You will recognise Donald’s voice – you will remember him from the BBC Radio Jersey lunchtime phone-in (before it was suppressed nine months in advance of an election for fear of too many dissenting voices) or a Town Hall political meeting; but who is he?

Donald Perrier is one of the characters of Jersey politics; always opinionated and sure to offend someone. As we know, he is not afraid to speak his mind. I interviewed him this morning in the overgrown garden of the now closed La Follie Pub next to French Harbour. He lives not far away, but the location symbolises the failure of imagination that has resulted in beautiful dockland being turned into a wasteland of missed opportunity and indifference.

Donald is just about to turn 83. He was born into a poor Jersey family living in Trinity. When it came to installing electricity in 1936 into their rented house, his father walked to St Ouen to see the landlord, a mean Jersey Farmer, to ask if he would share the cost of installation. The landlord refused, knowing full well that Mr Perrier senior needed electricity and would pay the cost himself in its entirety. Electricity improved the Perrier family lifestyle, enabling them to run a couple of light bulbs and, through a single socket, power a radio that did away with wet batteries that had to be replaced weekly.

Donald has many anecdotes from pre and immediate post war Jersey. His father was a first class gardener and a man of little ambition. For many years he worked part time for a Jersey lady, Madame Gruchy that lived in Don Road. At her death in 1964 she left the father in her will the sum of £1 for each year of service. He had worked there for 31 years and four months. Advocate Crill, the executor of the will, announced that the legal profession did not deal in small change, so he would receive the sum of £31 precisely

I hope that candidates for election in District No.1 St Helier take the trouble to visit Donald – to have their ear bent. However, I suggest you do not mention that you support GST or are a candidate of the Establishment Party (clue - the ones whose election colours are black and white).

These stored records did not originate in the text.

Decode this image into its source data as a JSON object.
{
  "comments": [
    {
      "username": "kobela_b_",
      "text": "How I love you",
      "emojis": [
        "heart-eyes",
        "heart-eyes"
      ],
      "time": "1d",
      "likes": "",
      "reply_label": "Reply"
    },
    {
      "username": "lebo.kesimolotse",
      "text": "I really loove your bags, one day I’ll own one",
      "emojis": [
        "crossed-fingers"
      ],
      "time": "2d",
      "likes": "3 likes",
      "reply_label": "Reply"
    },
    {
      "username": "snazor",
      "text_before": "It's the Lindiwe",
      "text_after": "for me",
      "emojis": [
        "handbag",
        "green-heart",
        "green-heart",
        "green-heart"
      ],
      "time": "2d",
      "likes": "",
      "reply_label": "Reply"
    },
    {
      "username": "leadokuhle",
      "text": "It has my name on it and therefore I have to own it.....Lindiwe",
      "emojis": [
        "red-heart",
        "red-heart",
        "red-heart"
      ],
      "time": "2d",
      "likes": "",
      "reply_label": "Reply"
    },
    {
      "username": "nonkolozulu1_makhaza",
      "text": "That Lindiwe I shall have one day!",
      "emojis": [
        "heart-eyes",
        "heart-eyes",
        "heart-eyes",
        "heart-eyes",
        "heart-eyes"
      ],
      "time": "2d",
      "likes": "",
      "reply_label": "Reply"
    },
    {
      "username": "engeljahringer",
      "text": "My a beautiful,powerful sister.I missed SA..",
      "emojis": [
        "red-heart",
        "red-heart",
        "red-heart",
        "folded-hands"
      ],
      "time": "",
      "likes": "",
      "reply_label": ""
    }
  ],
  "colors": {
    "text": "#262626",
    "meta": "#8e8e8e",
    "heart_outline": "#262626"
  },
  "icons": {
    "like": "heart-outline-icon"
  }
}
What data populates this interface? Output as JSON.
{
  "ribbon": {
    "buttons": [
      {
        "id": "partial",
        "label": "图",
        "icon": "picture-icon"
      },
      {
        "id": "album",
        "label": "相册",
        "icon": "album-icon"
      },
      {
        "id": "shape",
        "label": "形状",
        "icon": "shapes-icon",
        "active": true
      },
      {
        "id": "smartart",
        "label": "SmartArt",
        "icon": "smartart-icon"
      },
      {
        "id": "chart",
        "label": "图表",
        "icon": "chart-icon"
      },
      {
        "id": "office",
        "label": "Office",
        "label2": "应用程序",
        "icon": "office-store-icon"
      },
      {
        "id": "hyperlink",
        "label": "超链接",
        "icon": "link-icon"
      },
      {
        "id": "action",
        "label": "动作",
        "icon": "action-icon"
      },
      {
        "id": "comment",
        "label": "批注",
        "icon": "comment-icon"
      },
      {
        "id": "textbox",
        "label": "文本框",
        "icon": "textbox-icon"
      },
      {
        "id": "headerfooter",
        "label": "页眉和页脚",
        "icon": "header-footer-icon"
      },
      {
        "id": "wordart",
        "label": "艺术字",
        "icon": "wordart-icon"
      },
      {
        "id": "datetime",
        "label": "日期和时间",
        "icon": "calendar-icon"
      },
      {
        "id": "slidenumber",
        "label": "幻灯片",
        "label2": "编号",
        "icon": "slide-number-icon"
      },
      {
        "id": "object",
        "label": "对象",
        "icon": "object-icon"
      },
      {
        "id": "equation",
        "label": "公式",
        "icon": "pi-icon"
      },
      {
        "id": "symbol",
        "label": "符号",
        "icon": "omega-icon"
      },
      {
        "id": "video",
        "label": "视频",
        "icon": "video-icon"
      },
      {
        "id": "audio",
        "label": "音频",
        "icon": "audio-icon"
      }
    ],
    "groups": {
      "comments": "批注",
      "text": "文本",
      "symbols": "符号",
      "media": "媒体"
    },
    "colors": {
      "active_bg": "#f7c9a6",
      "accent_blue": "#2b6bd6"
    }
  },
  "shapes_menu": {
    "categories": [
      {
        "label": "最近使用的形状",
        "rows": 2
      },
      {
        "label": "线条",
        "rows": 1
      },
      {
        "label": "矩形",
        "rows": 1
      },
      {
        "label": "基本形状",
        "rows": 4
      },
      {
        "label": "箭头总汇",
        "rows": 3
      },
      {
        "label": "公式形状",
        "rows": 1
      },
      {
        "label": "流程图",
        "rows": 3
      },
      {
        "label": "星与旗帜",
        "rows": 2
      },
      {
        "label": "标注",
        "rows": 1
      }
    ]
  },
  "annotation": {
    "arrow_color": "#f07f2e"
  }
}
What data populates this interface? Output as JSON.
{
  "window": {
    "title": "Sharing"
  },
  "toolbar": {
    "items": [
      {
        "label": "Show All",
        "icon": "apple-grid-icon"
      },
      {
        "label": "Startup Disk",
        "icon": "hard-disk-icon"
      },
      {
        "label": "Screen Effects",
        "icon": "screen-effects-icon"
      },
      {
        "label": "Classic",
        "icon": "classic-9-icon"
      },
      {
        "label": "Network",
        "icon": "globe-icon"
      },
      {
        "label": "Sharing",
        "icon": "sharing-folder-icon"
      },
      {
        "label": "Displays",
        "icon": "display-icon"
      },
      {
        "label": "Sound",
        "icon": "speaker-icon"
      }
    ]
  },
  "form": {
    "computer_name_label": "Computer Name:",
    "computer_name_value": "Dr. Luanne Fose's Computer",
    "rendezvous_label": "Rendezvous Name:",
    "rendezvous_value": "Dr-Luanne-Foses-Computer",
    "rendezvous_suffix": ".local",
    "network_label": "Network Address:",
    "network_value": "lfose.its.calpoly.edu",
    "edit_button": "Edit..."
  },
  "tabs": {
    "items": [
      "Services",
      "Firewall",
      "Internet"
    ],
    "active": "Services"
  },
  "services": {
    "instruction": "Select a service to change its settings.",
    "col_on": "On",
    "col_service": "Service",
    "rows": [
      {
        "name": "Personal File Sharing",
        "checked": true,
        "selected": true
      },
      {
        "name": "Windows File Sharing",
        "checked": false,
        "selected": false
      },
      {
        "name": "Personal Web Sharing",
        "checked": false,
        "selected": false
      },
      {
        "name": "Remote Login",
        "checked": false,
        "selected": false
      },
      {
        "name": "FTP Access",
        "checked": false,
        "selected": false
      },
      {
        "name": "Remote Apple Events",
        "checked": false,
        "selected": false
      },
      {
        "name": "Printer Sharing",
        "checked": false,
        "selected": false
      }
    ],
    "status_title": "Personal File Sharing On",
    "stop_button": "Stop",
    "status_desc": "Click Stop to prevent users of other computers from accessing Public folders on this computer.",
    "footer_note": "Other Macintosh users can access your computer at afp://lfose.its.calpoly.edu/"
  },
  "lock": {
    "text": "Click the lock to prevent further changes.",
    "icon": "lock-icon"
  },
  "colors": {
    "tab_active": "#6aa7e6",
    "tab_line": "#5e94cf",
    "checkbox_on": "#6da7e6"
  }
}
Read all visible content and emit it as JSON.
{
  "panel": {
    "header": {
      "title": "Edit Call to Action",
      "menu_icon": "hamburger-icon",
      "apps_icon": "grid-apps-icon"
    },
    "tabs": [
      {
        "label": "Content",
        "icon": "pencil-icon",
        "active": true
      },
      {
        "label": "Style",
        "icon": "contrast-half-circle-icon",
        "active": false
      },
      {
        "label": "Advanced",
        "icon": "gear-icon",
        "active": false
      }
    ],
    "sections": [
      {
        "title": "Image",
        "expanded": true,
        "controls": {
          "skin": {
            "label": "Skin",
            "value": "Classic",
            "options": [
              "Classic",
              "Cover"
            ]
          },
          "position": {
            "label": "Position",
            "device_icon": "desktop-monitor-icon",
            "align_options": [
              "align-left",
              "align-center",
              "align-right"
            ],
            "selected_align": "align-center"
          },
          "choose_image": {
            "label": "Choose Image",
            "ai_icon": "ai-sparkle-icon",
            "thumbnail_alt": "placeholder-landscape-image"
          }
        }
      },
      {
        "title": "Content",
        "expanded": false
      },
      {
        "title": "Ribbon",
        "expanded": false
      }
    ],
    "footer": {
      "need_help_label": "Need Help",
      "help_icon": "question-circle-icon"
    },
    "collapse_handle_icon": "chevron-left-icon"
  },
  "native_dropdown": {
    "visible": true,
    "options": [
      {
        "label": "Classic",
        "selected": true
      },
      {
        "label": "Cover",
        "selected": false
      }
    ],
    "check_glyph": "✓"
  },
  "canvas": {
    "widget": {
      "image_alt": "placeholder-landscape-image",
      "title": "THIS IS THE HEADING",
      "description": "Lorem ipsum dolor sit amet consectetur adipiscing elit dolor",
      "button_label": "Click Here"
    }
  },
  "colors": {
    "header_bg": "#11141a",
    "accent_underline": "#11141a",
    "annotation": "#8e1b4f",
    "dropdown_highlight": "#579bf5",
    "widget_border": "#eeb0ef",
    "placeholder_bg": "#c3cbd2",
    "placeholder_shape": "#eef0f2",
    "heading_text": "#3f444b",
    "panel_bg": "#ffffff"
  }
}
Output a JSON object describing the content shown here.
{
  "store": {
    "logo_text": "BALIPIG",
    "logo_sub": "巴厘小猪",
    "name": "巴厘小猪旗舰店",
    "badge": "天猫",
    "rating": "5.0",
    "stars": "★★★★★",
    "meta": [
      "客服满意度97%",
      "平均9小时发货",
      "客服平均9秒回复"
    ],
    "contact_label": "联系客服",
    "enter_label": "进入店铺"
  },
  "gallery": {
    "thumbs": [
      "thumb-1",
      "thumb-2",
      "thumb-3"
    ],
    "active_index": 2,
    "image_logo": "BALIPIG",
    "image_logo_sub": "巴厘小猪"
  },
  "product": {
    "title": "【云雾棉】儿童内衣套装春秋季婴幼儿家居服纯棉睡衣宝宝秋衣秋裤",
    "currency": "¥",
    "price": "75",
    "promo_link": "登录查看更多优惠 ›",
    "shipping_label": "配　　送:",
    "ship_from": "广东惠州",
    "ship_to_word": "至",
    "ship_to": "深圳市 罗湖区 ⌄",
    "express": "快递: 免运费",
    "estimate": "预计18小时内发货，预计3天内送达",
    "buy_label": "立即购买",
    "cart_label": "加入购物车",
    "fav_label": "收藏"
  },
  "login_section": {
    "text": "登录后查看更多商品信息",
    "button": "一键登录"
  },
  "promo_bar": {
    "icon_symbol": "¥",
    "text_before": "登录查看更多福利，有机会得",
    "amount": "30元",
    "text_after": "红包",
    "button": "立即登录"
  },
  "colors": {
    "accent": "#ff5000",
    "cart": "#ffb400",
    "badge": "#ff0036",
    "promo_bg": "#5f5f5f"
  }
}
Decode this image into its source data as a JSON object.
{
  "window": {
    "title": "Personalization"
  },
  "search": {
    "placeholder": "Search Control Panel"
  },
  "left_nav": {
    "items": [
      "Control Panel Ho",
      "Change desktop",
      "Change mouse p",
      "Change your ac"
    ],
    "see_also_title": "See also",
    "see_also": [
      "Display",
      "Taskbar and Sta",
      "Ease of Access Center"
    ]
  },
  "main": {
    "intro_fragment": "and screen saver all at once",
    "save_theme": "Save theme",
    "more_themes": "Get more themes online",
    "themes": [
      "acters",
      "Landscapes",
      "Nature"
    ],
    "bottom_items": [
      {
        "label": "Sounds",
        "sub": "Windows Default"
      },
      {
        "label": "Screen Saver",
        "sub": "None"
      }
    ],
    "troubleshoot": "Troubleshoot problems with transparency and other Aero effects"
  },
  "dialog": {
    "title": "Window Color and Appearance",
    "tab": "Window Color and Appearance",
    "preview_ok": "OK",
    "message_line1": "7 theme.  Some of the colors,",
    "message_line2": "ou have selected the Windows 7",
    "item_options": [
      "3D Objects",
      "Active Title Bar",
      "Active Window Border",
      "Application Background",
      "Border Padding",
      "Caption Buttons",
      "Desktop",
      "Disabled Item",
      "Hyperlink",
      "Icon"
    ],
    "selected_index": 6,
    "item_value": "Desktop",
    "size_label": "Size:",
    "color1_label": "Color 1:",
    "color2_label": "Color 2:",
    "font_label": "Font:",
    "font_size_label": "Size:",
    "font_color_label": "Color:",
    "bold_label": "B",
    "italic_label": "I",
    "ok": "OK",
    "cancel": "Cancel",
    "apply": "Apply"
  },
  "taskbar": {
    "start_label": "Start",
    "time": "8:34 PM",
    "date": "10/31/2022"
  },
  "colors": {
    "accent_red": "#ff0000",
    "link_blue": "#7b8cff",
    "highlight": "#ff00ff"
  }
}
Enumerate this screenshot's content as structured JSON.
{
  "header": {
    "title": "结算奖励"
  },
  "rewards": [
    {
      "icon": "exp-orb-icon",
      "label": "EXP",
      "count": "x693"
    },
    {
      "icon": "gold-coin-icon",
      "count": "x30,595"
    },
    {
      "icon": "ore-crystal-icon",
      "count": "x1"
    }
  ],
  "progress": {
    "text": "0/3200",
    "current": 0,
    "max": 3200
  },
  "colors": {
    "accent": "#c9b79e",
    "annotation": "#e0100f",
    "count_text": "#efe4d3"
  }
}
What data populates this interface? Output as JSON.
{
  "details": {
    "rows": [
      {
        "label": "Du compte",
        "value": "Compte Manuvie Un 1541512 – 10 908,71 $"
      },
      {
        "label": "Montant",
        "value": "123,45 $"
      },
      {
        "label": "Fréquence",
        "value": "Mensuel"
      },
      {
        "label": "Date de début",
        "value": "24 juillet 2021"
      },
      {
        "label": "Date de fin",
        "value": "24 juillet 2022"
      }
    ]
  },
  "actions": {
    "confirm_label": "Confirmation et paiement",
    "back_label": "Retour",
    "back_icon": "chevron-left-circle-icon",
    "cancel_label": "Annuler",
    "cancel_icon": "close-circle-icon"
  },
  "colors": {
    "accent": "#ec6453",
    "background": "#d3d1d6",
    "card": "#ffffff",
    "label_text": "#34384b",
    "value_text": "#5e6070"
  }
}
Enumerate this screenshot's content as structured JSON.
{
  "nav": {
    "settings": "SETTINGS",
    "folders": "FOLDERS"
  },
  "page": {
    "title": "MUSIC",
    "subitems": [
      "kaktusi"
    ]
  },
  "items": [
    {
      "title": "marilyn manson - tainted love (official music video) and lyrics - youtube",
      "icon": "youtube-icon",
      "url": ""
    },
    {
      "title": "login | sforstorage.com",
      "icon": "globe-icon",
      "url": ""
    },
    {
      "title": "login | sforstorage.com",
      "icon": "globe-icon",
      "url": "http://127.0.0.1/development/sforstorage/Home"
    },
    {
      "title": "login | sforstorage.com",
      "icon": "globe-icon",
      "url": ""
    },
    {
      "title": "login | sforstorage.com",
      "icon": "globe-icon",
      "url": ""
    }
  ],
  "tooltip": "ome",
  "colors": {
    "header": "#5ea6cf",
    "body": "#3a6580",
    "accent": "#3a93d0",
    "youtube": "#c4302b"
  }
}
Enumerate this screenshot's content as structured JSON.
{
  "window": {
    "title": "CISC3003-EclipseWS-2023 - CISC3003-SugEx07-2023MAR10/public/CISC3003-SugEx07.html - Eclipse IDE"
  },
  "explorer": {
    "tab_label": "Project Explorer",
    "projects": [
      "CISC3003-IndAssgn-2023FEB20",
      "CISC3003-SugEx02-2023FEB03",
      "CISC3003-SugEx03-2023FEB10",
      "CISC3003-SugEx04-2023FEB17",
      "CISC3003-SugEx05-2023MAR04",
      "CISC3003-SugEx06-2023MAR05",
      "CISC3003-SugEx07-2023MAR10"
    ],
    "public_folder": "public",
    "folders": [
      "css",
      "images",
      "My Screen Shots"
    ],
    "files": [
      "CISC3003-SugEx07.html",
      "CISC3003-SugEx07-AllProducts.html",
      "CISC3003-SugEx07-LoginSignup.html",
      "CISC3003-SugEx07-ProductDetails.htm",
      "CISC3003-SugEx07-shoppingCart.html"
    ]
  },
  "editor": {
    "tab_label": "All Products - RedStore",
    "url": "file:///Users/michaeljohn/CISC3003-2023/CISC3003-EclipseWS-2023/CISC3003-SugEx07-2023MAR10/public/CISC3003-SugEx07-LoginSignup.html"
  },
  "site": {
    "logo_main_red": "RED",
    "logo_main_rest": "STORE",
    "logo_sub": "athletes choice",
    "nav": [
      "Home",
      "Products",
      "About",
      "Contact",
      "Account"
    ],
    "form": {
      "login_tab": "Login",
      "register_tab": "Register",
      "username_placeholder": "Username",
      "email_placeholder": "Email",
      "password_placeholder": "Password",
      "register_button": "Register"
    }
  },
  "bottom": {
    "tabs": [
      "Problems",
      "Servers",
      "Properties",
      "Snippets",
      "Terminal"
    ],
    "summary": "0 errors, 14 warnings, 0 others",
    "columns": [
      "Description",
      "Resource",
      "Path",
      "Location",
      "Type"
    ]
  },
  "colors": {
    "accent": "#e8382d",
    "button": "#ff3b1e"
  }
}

Donald is quite perceptive as to the failure to establish an effective opposition party, much heralded after the last elections. He also recognises that the 2011 elections will be a battle between the Country Party versus the Town Party - an old, old divide with new sociological content.

Part I

Part II

Part III


  1. I love listening to the old boys, I cant respect them enough. But I am middle aged and have that respect and love for the older generation. I dont have the same anymore for the younger generation and I reckon you should make an effort to engage them as well. Its a great interview but you need to engage the younger people as well.

    You cant rely on the older vote for too long as much as it hurts me to say it, they wont be around much longer. Make the effort to bring the younger people into making a vote and understanding how their vote counts.

  2. Fair comment. Engaging "Youth" is difficult. The acceptance of responsibility for the consequences of one's actions can occur at 16 or 36. Political engagement often only happens when individuals acquire property or start families.

    There has been something of an awakening of Students in the UK over tuition fees which has politicised the generation. I know of one young person who was considering joining the Police, but in the end did not precisely because of their experience of the institution during a student demonstration.

    It is curious that with such high youth unemployment in the island there is not more discontent and associated activity politically. That said, the recent UK Riots, were manifestations by youth in the most deprived layers of British society, yet there were no overt political demands.

    I recall a demonstration by unemployed youth in about 1985 from the then Social Security building to the Royal Square. They had a degree of sympathetic mainstream media coverage, but nothing further developed in terms of organisation.